Trump has repeatedly promoted this idea on Twitter and at campaign rallies in Florida, calling Biden “weak on socialism” and a “proven Castro puppet.” Last month, when left-wing Colombian senator and former presidential candidate Gustavo Petro tweeted his support for Biden — an endorsement that was quickly rejected by Biden campaign officials — the Trump campaign quickly put out a Spanish-language ad using the tweet to connect the former vice president to Cuba’s Fidel Castro and the late Venezuelan President Hugo Chávez. Vice President Mike Pence has used similar talking points while rallying Hispanic supporters in Florida, including at an event last month at the Cuban Memorial in Miami’s Tamiami Park, where Pence criticized Biden for the Obama administration’s normalization of relations with Cuba.

Donald Trump
President Trump at a "Latinos for Trump" campaign event in Doral, Fla. (Tom Brenner/Reuters)

In the last two weeks of the election alone, the Biden campaign has spent six figures on targeted advertising to Hispanic voters in media markets across the state, according to a campaign spokesperson. Biden’s Florida operation has been ramping up voter outreach across the state, including through a number of small, in-person events. Biden and his running mate, Kamala Harris, have been making the local media rounds, giving interviews to popular Spanish-language TV, print and radio outlets over the past weekend alone.

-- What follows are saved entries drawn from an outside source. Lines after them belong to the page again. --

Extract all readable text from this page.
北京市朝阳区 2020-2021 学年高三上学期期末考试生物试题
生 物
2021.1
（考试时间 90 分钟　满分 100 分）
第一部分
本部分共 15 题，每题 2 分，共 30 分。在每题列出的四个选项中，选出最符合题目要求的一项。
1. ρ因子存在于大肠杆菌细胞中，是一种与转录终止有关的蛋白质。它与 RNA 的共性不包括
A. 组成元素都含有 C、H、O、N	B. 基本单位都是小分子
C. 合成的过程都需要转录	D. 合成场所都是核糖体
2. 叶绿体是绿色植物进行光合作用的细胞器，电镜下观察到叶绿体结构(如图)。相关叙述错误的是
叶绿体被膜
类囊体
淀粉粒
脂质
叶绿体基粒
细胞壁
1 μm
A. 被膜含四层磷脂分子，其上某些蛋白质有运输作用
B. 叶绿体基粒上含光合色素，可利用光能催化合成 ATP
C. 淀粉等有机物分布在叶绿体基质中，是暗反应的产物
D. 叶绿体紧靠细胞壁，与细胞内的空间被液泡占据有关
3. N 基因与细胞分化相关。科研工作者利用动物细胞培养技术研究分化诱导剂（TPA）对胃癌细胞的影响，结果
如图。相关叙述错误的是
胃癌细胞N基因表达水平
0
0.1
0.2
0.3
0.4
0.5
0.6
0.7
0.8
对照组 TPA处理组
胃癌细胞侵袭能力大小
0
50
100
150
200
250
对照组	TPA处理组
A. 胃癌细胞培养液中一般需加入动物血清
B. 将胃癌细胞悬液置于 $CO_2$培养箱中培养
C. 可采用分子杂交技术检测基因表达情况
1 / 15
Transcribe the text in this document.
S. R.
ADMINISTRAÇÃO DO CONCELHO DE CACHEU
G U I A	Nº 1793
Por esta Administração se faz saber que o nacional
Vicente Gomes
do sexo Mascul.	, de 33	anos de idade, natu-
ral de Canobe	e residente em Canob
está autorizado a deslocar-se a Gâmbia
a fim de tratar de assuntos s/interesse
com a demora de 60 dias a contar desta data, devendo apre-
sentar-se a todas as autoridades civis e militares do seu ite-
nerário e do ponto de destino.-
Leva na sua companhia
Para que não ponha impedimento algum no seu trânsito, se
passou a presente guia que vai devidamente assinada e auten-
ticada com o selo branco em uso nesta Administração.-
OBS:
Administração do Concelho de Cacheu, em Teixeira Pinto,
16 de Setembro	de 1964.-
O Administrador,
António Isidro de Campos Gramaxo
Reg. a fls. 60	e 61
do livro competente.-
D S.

Though the effort is broadly aimed at educating voters on Biden’s record and campaign proposals, much of the focus in Florida has been on convincing Spanish-speaking voters, many of them refugees from communist Cuba or socialist Venezuela, or immigrants from neighboring Colombia, that Biden won’t turn the U.S. into a version of those societies. For example, the headline for an interview published Friday with Diario Las Americas, the country’s second-oldest Spanish-language newspaper, read, “Joe Biden: Yo no soy un socialista” (“I am not a socialist”). Like the ad featuring Cecilia, videos recently posted on social media in English and Spanish by grassroots coalitions like Venezolanos con Biden or Latinos contra Trump have similarly attempted to tackle disinformation by turning the focus back to Trump.

But the socialist label is just one piece of a broader tapestry of falsehoods Biden is up against. Politico reported last month that Hispanic residents of South Florida have been inundated via WhatsApp, Facebook and even local radio airwaves with other types of pernicious propaganda about the former vice president, including baseless pedophilia claims and other racist and anti-Semitic conspiracy theories echoing QAnon.

Biden has maintained a substantial lead over Trump among Latino voters, who make up 17 percent of the electorate in this crucial swing state. However, according to Politico, his ability to make gains within this Democratic-leaning demographic has been hindered by a deluge of disinformation and conspiracy theories.

Hispanic Democrats at the state and federal level have spoken out against specific examples, including the claim by a local businessman who reportedly paid for 16 minutes of airtime on a local radio station to argue that a victory for Biden in November would lead to a dictatorship led by Jews and Blacks. Florida state Sen. Annette Taddeo of Miami heard the program on the radio and criticized the radio station on Twitter, prompting the outlet to apologize and ban the commentator from its airwaves.

The Biden campaign has called on the Trump campaign and Florida Republicans to speak out against this toxic rhetoric.

“It’s the same sinister tactics used in Latin America by dictators, and they have no place in our country,” Kevin Munoz, a spokesperson for the Biden campaign in Florida, said in a statement, describing the paid program as “a cynical, disgusting, anti-Semitic and racist attempt to divide Hispanics along lines of race and identity and discourage their participation in the most important election of our lifetime.

“Any Republican who stays silent on these tactics is condoning them,” he said.